DETROIT (Reuters) - The National Hockey League believes its growth has just begun, with more coming from a bigger push overseas, online and eventually with a new broadcast TV deal, a top executive said.
The North American sports league, with about $2.8 billion in annual revenue, is coming off a year with strong TV ratings and 66 percent growth in advertising and sponsorship revenue.
This season, it is counting on a new HBO miniseries and a bigger presence on NHL.com and other digital platforms to help draw more fans globally, Chief Operating Officer John Collins said in a telephone interview. It’s off to a good start as season-ticket renewals are up 4.2 percent from last year.
“We’re pretty well-positioned,” Collins said. “The NHL fan demo is the cream of the sports demo; it’s men 18 to 34, more affluent, more tech-savvy than fans of other sports.

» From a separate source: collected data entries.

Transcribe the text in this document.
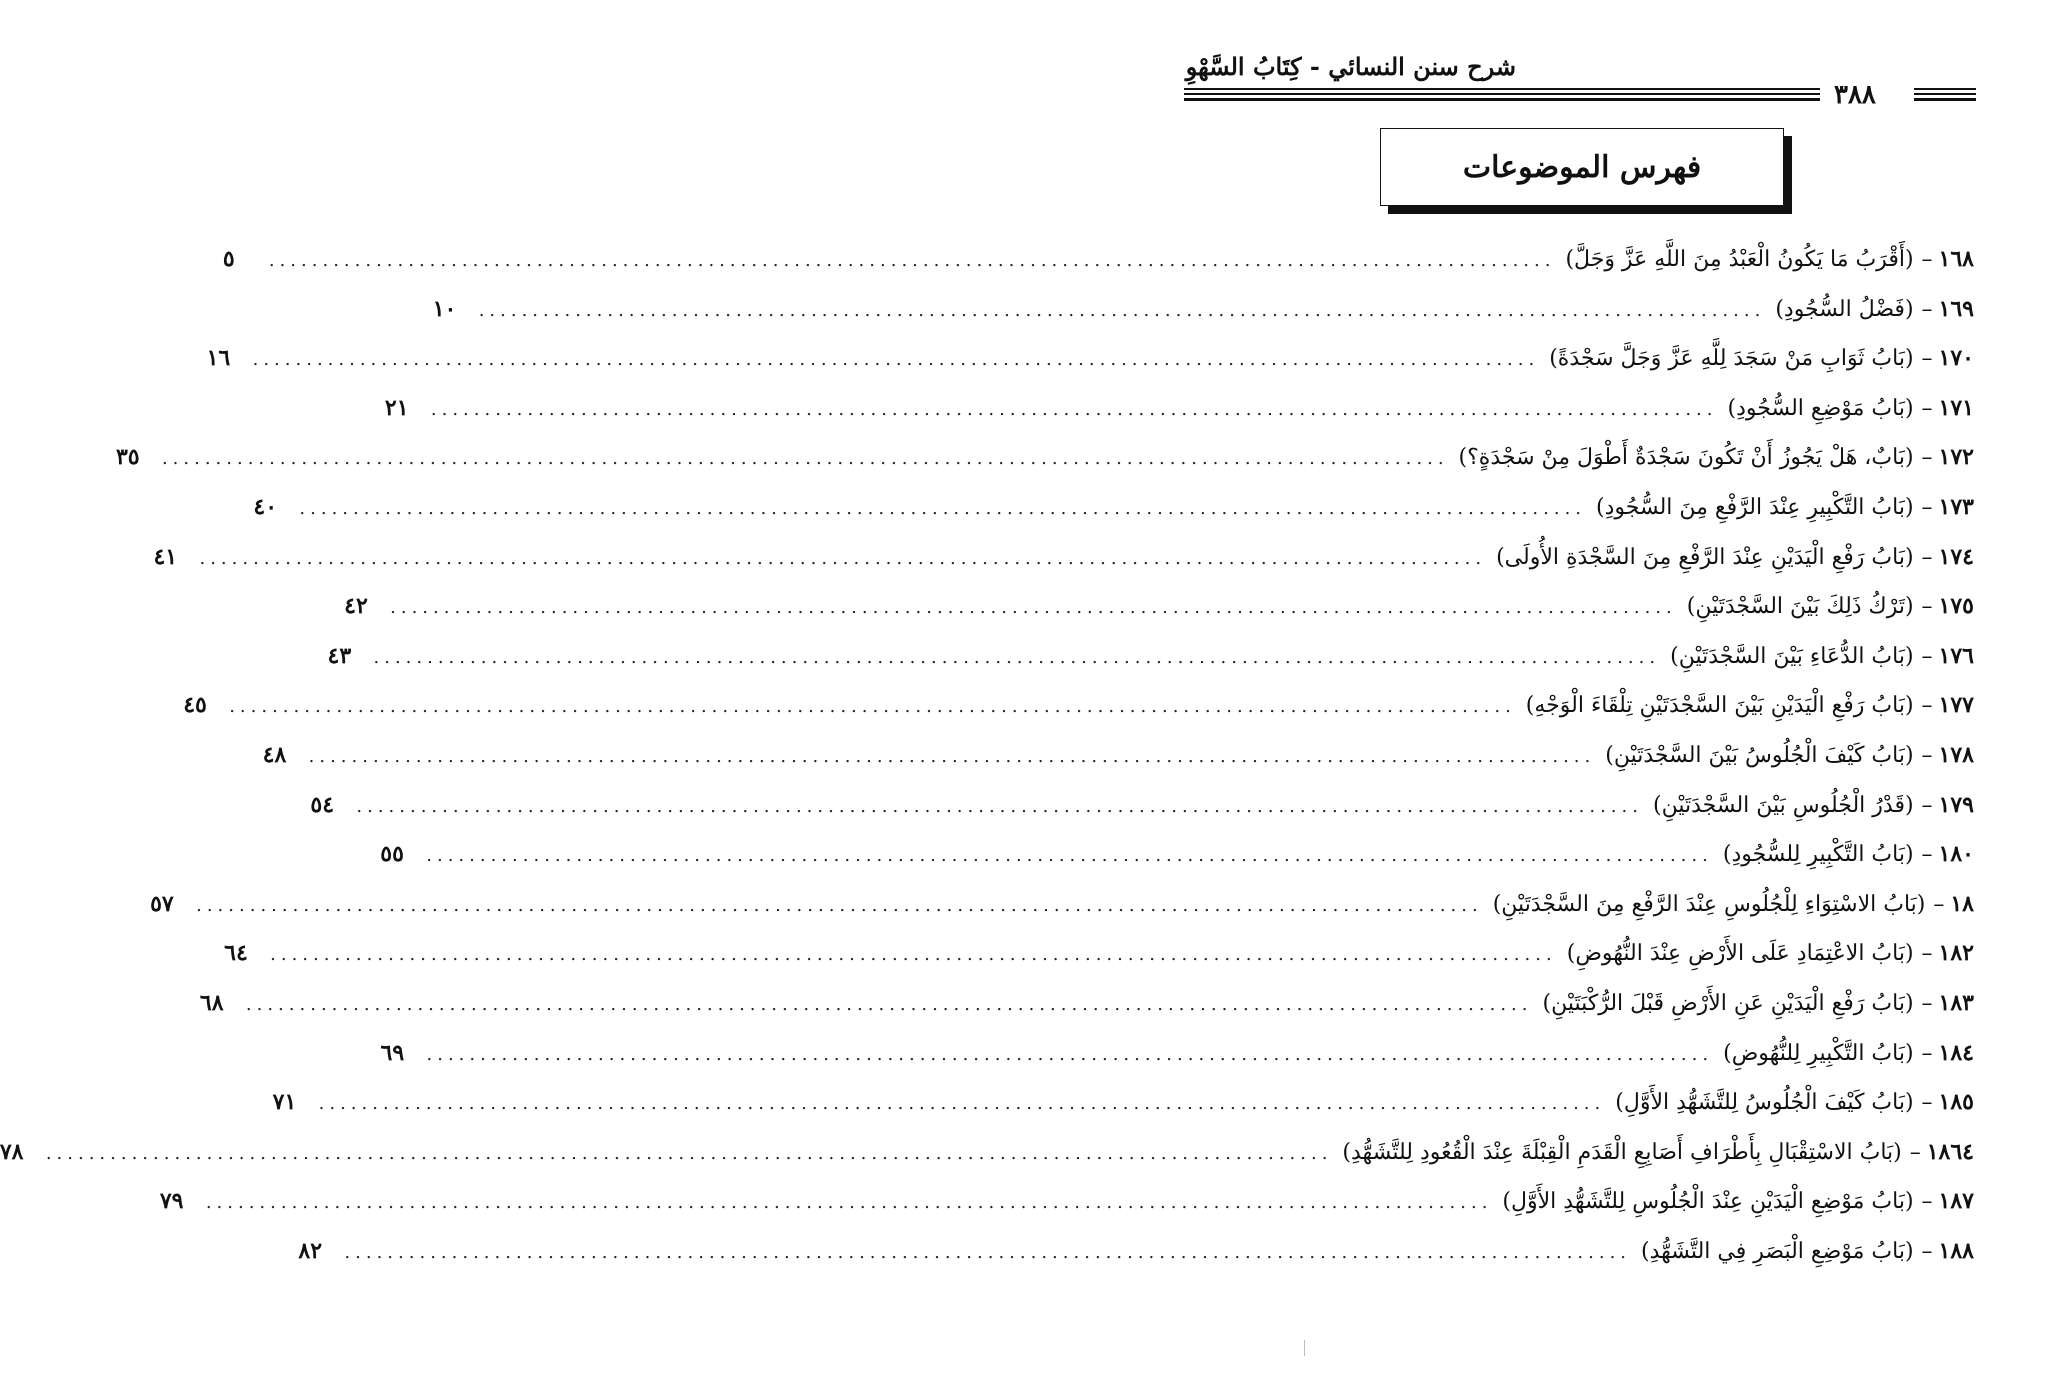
شرح سنن النسائي - كِتَابُ السَّهْوِ
٣٨٨
فهرس الموضوعات
١٦٨
–
(أَقْرَبُ مَا يَكُونُ الْعَبْدُ مِنَ اللَّهِ عَزَّ وَجَلَّ)
........................................................................................................................
٥
١٦٩
–
(فَضْلُ السُّجُودِ)
........................................................................................................................
١٠
١٧٠
–
(بَابُ ثَوَابِ مَنْ سَجَدَ لِلَّهِ عَزَّ وَجَلَّ سَجْدَةً)
........................................................................................................................
١٦
١٧١
–
(بَابُ مَوْضِعِ السُّجُودِ)
........................................................................................................................
٢١
١٧٢
–
(بَابٌ، هَلْ يَجُوزُ أَنْ تَكُونَ سَجْدَةٌ أَطْوَلَ مِنْ سَجْدَةٍ؟)
........................................................................................................................
٣٥
١٧٣
–
(بَابُ التَّكْبِيرِ عِنْدَ الرَّفْعِ مِنَ السُّجُودِ)
........................................................................................................................
٤٠
١٧٤
–
(بَابُ رَفْعِ الْيَدَيْنِ عِنْدَ الرَّفْعِ مِنَ السَّجْدَةِ الأُولَى)
........................................................................................................................
٤١
١٧٥
–
(تَرْكُ ذَلِكَ بَيْنَ السَّجْدَتَيْنِ)
........................................................................................................................
٤٢
١٧٦
–
(بَابُ الدُّعَاءِ بَيْنَ السَّجْدَتَيْنِ)
........................................................................................................................
٤٣
١٧٧
–
(بَابُ رَفْعِ الْيَدَيْنِ بَيْنَ السَّجْدَتَيْنِ تِلْقَاءَ الْوَجْهِ)
........................................................................................................................
٤٥
١٧٨
–
(بَابُ كَيْفَ الْجُلُوسُ بَيْنَ السَّجْدَتَيْنِ)
........................................................................................................................
٤٨
١٧٩
–
(قَدْرُ الْجُلُوسِ بَيْنَ السَّجْدَتَيْنِ)
........................................................................................................................
٥٤
١٨٠
–
(بَابُ التَّكْبِيرِ لِلسُّجُودِ)
........................................................................................................................
٥٥
١٨
–
(بَابُ الاسْتِوَاءِ لِلْجُلُوسِ عِنْدَ الرَّفْعِ مِنَ السَّجْدَتَيْنِ)
........................................................................................................................
٥٧
١٨٢
–
(بَابُ الاعْتِمَادِ عَلَى الأَرْضِ عِنْدَ النُّهُوضِ)
........................................................................................................................
٦٤
١٨٣
–
(بَابُ رَفْعِ الْيَدَيْنِ عَنِ الأَرْضِ قَبْلَ الرُّكْبَتَيْنِ)
........................................................................................................................
٦٨
١٨٤
–
(بَابُ التَّكْبِيرِ لِلنُّهُوضِ)
........................................................................................................................
٦٩
١٨٥
–
(بَابُ كَيْفَ الْجُلُوسُ لِلتَّشَهُّدِ الأَوَّلِ)
........................................................................................................................
٧١
١٨٦٤
–
(بَابُ الاسْتِقْبَالِ بِأَطْرَافِ أَصَابِعِ الْقَدَمِ الْقِبْلَةَ عِنْدَ الْقُعُودِ لِلتَّشَهُّدِ)
........................................................................................................................
٧٨
١٨٧
–
(بَابُ مَوْضِعِ الْيَدَيْنِ عِنْدَ الْجُلُوسِ لِلتَّشَهُّدِ الأَوَّلِ)
........................................................................................................................
٧٩
١٨٨
–
(بَابُ مَوْضِعِ الْبَصَرِ فِي التَّشَهُّدِ)
........................................................................................................................
٨٢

There was really no reason for advertisers to not spend more heavily on the NHL.”
The NHL has worked to turn fans who tend to root on a regional basis, focusing on their own teams, to a more national viewpoint, much like the National Football League has done.
“Nobody ever canceled their Super Bowl party because they don’t like the two teams in the game,” Collins said.

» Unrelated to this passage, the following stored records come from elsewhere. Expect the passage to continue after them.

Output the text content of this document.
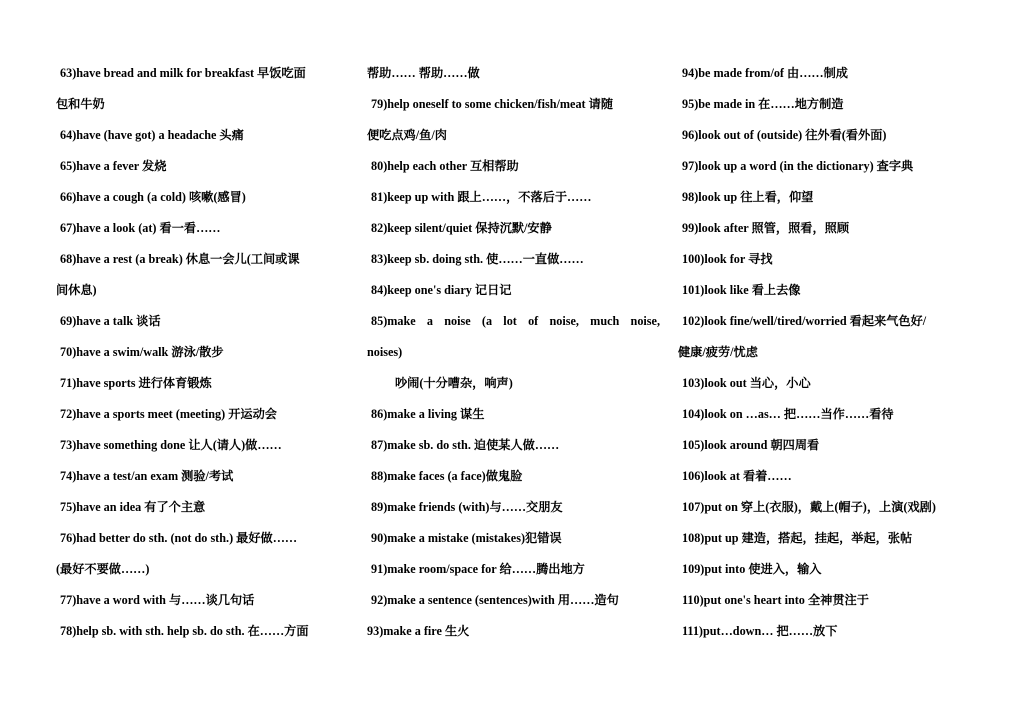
63)have bread and milk for breakfast 早饭吃面
包和牛奶
64)have (have got) a headache 头痛
65)have a fever 发烧
66)have a cough (a cold) 咳嗽(感冒)
67)have a look (at) 看一看……
68)have a rest (a break) 休息一会儿(工间或课
间休息)
69)have a talk 谈话
70)have a swim/walk 游泳/散步
71)have sports 进行体育锻炼
72)have a sports meet (meeting) 开运动会
73)have something done 让人(请人)做……
74)have a test/an exam 测验/考试
75)have an idea 有了个主意
76)had better do sth. (not do sth.) 最好做……
(最好不要做……)
77)have a word with 与……谈几句话
78)help sb. with sth. help sb. do sth. 在……方面
帮助…… 帮助……做
79)help oneself to some chicken/fish/meat 请随
便吃点鸡/鱼/肉
80)help each other 互相帮助
81)keep up with 跟上……，不落后于……
82)keep silent/quiet 保持沉默/安静
83)keep sb. doing sth. 使……一直做……
84)keep one's diary 记日记
85)make a noise (a lot of noise, much noise,
noises)
吵闹(十分嘈杂，响声)
86)make a living 谋生
87)make sb. do sth. 迫使某人做……
88)make faces (a face)做鬼脸
89)make friends (with)与……交朋友
90)make a mistake (mistakes)犯错误
91)make room/space for 给……腾出地方
92)make a sentence (sentences)with 用……造句
93)make a fire 生火
94)be made from/of 由……制成
95)be made in 在……地方制造
96)look out of (outside) 往外看(看外面)
97)look up a word (in the dictionary) 查字典
98)look up 往上看，仰望
99)look after 照管，照看，照顾
100)look for 寻找
101)look like 看上去像
102)look fine/well/tired/worried 看起来气色好/
健康/疲劳/忧虑
103)look out 当心，小心
104)look on …as… 把……当作……看待
105)look around 朝四周看
106)look at 看着……
107)put on 穿上(衣服)，戴上(帽子)，上演(戏剧)
108)put up 建造，搭起，挂起，举起，张帖
109)put into 使进入，输入
110)put one's heart into 全神贯注于
111)put…down… 把……放下
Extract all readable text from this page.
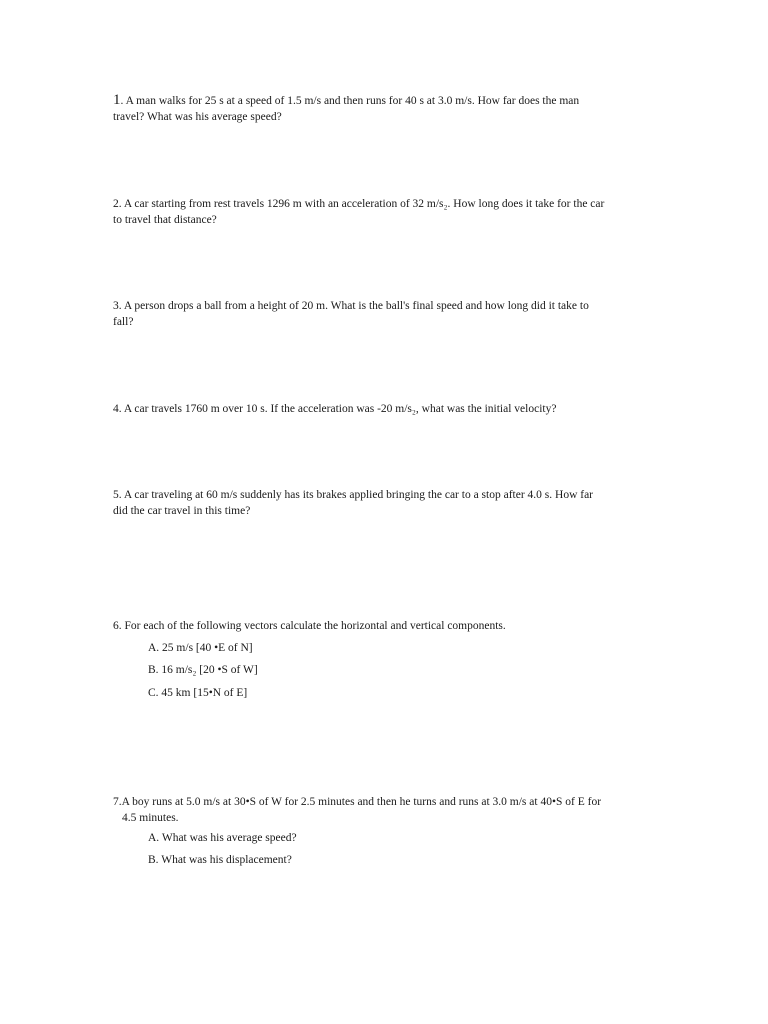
1. A man walks for 25 s at a speed of 1.5 m/s and then runs for 40 s at 3.0 m/s. How far does the man
travel? What was his average speed?
2. A car starting from rest travels 1296 m with an acceleration of 32 m/s₂. How long does it take for the car
to travel that distance?
3. A person drops a ball from a height of 20 m. What is the ball's final speed and how long did it take to
fall?
4. A car travels 1760 m over 10 s. If the acceleration was -20 m/s₂, what was the initial velocity?
5. A car traveling at 60 m/s suddenly has its brakes applied bringing the car to a stop after 4.0 s. How far
did the car travel in this time?
6. For each of the following vectors calculate the horizontal and vertical components.
A. 25 m/s [40 •E of N]
B. 16 m/s₂ [20 •S of W]
C. 45 km [15•N of E]
7.A boy runs at 5.0 m/s at 30•S of W for 2.5 minutes and then he turns and runs at 3.0 m/s at 40•S of E for
4.5 minutes.
A. What was his average speed?
B. What was his displacement?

The NHL has revved up marketing on its Winter Classic, the outdoor hockey game played annually on January 1. The 2010 game was played at the Wrigley Field baseball park, and next year will be played in Pittsburgh, when superstar Sidney Crosby and the Penguins host Alexander Ovechkin’s Washington Capitals.
To drive the hype even further, the NHL is again stealing a page from the NFL -- with its “Hard Knocks” reality show -- by giving viewers on HBO a four-episode behind-the-scenes look at the runup to the 2011 game.

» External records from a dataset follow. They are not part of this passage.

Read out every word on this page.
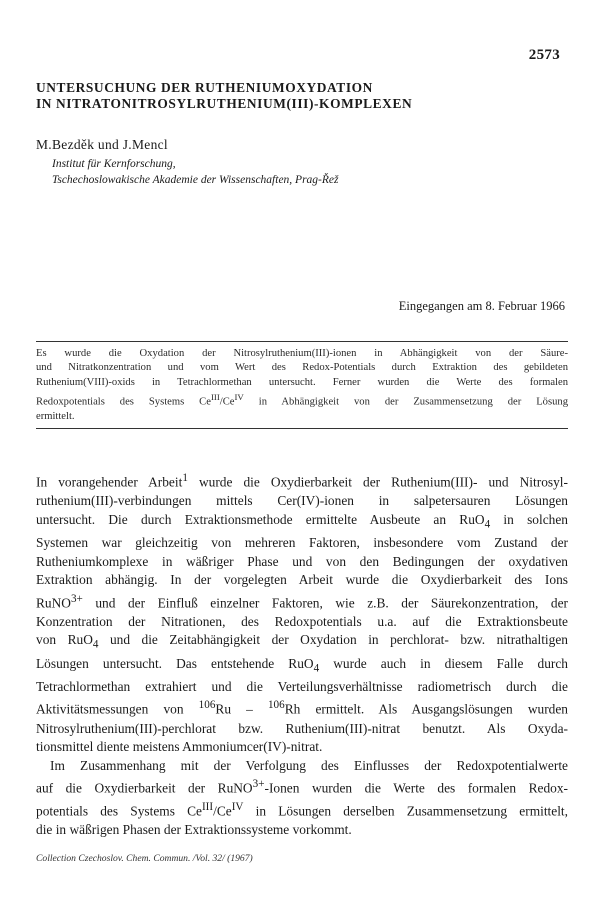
2573
UNTERSUCHUNG DER RUTHENIUMOXYDATION
IN NITRATONITROSYLRUTHENIUM(III)-KOMPLEXEN
M.Bezděk und J.Mencl
Institut für Kernforschung,
Tschechoslowakische Akademie der Wissenschaften, Prag-Řež
Eingegangen am 8. Februar 1966
Es wurde die Oxydation der Nitrosylruthenium(III)-ionen in Abhängigkeit von der Säure-
und Nitratkonzentration und vom Wert des Redox-Potentials durch Extraktion des gebildeten
Ruthenium(VIII)-oxids in Tetrachlormethan untersucht. Ferner wurden die Werte des formalen
Redoxpotentials des Systems $Ce^{III}/Ce^{IV}$ in Abhängigkeit von der Zusammensetzung der Lösung
ermittelt.
In vorangehender Arbeit$^1$ wurde die Oxydierbarkeit der Ruthenium(III)- und Nitrosyl-
ruthenium(III)-verbindungen mittels Cer(IV)-ionen in salpetersauren Lösungen
untersucht. Die durch Extraktionsmethode ermittelte Ausbeute an RuO$_4$ in solchen
Systemen war gleichzeitig von mehreren Faktoren, insbesondere vom Zustand der
Rutheniumkomplexe in wäßriger Phase und von den Bedingungen der oxydativen
Extraktion abhängig. In der vorgelegten Arbeit wurde die Oxydierbarkeit des Ions
RuNO$^{3+}$ und der Einfluß einzelner Faktoren, wie z.B. der Säurekonzentration, der
Konzentration der Nitrationen, des Redoxpotentials u.a. auf die Extraktionsbeute
von RuO$_4$ und die Zeitabhängigkeit der Oxydation in perchlorat- bzw. nitrathaltigen
Lösungen untersucht. Das entstehende RuO$_4$ wurde auch in diesem Falle durch
Tetrachlormethan extrahiert und die Verteilungsverhältnisse radiometrisch durch die
Aktivitätsmessungen von $^{106}$Ru – $^{106}$Rh ermittelt. Als Ausgangslösungen wurden
Nitrosylruthenium(III)-perchlorat bzw. Ruthenium(III)-nitrat benutzt. Als Oxyda-
tionsmittel diente meistens Ammoniumcer(IV)-nitrat.
Im Zusammenhang mit der Verfolgung des Einflusses der Redoxpotentialwerte
auf die Oxydierbarkeit der RuNO$^{3+}$-Ionen wurden die Werte des formalen Redox-
potentials des Systems $Ce^{III}/Ce^{IV}$ in Lösungen derselben Zusammensetzung ermittelt,
die in wäßrigen Phasen der Extraktionssysteme vorkommt.
Collection Czechoslov. Chem. Commun. /Vol. 32/ (1967)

“There’s a concerted effort to be more of a premier entertainment brand, to be more relevant beyond just the existing hockey fan,” Collins said.
The NHL is also working to make the NHL.com website more attractive after its redesign in 2008, and it hopes to have the number of U.S. households with the NHL Network TV channel hit 50 million by season’s end from 38 million now, Collins said. The idea is to give hockey fans content wherever they want at whatever time they want it, he said.
The NHL’s success in the last three years has helped it sign $330 million in new advertising and sponsorship deals with the likes of Anheuser-Busch InBev, Honda Motor Co, Geico and Cisco Systems.
Not everything is going well, however, as Forbes last year estimated almost half the league’s 30 teams lost money during the 2008-2009 season, and the NHL still hopes to sell the Phoenix Coyotes team it bought out of bankruptcy last year.
However, league officials are salivating at the prospect of a new U.S. TV deal after this season, as one team owner told Street & Smith SportsBusiness Journal he expects an increase of at least 50 percent in the rights fees paid.
Comcast’s Versus signed a three-year, $207.5 million deal after the lockout that canceled the 2004-2005 season and extended that deal for another three years. General Electric Co’s NBC also broadcasts games under an ad revenue-sharing deal, but does not pay a rights fee.
Comcast is working on closing its deal to buy control of NBC Universal, and both Versus and NBC have expressed an interest in keeping the sport on their networks. However, Walt Disney Co’s ESPN, which holds the expiring international broadcast rights, is expected to make a strong push as well.
The NHL also believes overseas fans could boost the league’s value, and it is tailoring online and other digital content so fans in Sweden or Russia can watch plays by top league players from those countries. The NHL signed a similar deal with Elisa Corp in Finland this week.